Memory savings let us train trillion-parameter models on clusters of modest GPUs.
Mixed Precision Training — Keeping Things Fast
Instead of using 32-bit floats everywhere, we use 16-bit precision for most computations (FP16 or BF16).
- Cuts memory use by ~2×.
- Doubles training speed on tensor cores.
- Requires loss scaling to avoid underflow.
Paired with gradient accumulation, it keeps global batch sizes large even when GPU memory is small.
🧠 Step 4: Key Ideas
- Data Parallelism: Duplicate model, distribute data.

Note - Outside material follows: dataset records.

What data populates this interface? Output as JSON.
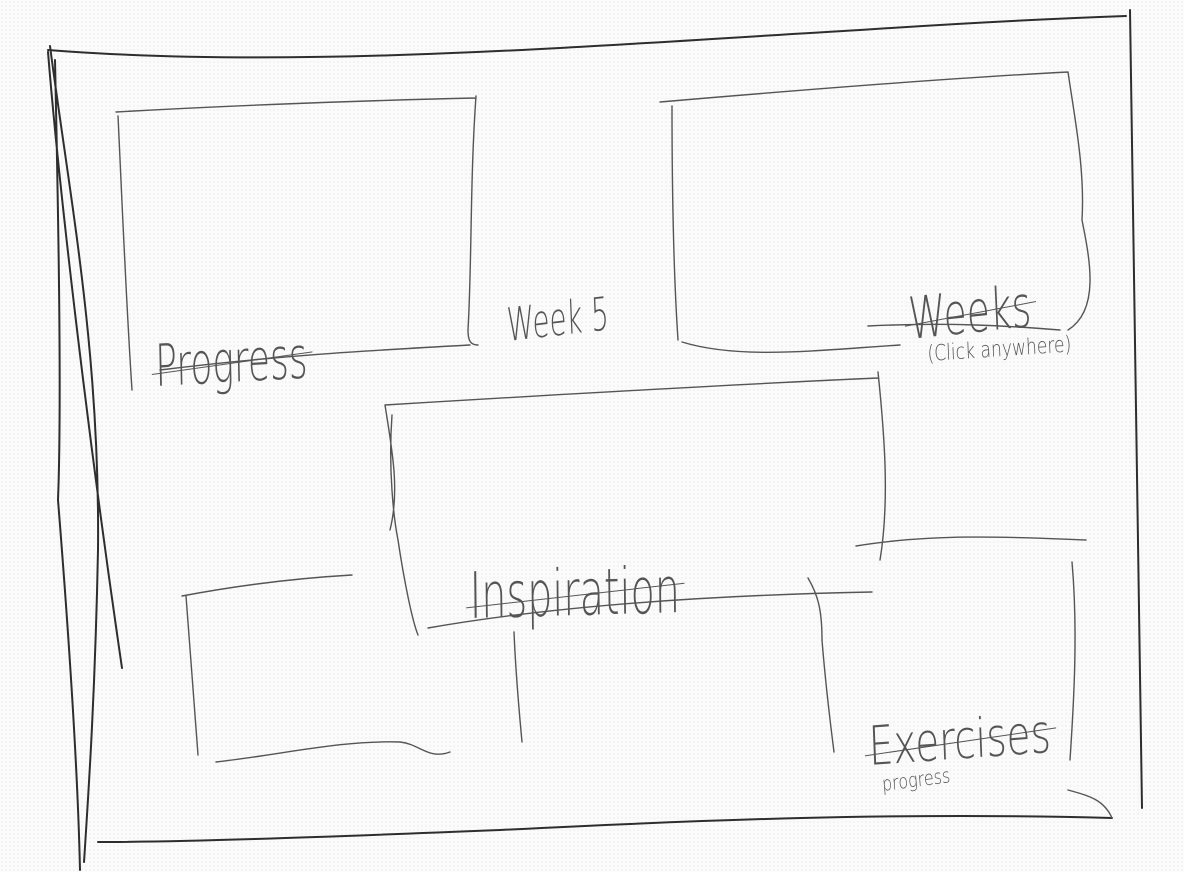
{
  "labels": {
    "progress": "Progress",
    "week_5": "Week 5",
    "weeks": "Weeks",
    "click_anywhere": "(Click anywhere)",
    "inspiration": "Inspiration",
    "exercises": "Exercises",
    "exercises_sub": "progress"
  },
  "colors": {
    "ink_dark": "#2e2e2e",
    "ink": "#555555",
    "paper": "#fbfbfb"
  }
}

- Model (Tensor) Parallelism: Split model parameters across GPUs.
- Pipeline Parallelism: Split model layers sequentially.
- ZeRO Optimization: Shard gradients, weights, and optimizer states.
- Mixed Precision: Trade precision for speed and memory savings.
⚖️ Step 5: Strengths, Limitations & Trade-offs
- Enables training ultra-large models.
- Efficient GPU utilization via overlapping compute/communication.
- Supported by powerful frameworks (DeepSpeed, Megatron-LM, FSDP).
- Communication bottlenecks across GPUs.
- Pipeline bubbles reduce utilization.
- Harder to debug and checkpoint.
🚧 Step 6: Common Misunderstandings
🚨 Common Misunderstandings (Click to Expand)
- “Parallelism automatically speeds up training.” Not always — communication can offset compute gains if not optimized.
- “ZeRO removes the need for parallelism.” It complements it — ZeRO reduces memory use, not computational cost.
- “Mixed precision hurts accuracy.” When used correctly (with scaling), it maintains near-identical accuracy while speeding up training.
🧩 Step 7: Mini Summary
🧠 What You Learned: Large-scale Transformer training relies on combining multiple parallelism strategies to overcome GPU memory and communication limits.
⚙️ How It Works: Data parallelism duplicates models, tensor parallelism splits weights, and pipeline parallelism stages layers. ZeRO, gradient accumulation, and mixed precision keep everything memory-efficient.
🎯 Why It Matters: Understanding these strategies is crucial for scaling from million-parameter prototypes to trillion-parameter systems — where efficient communication determines whether your model trains or crashes.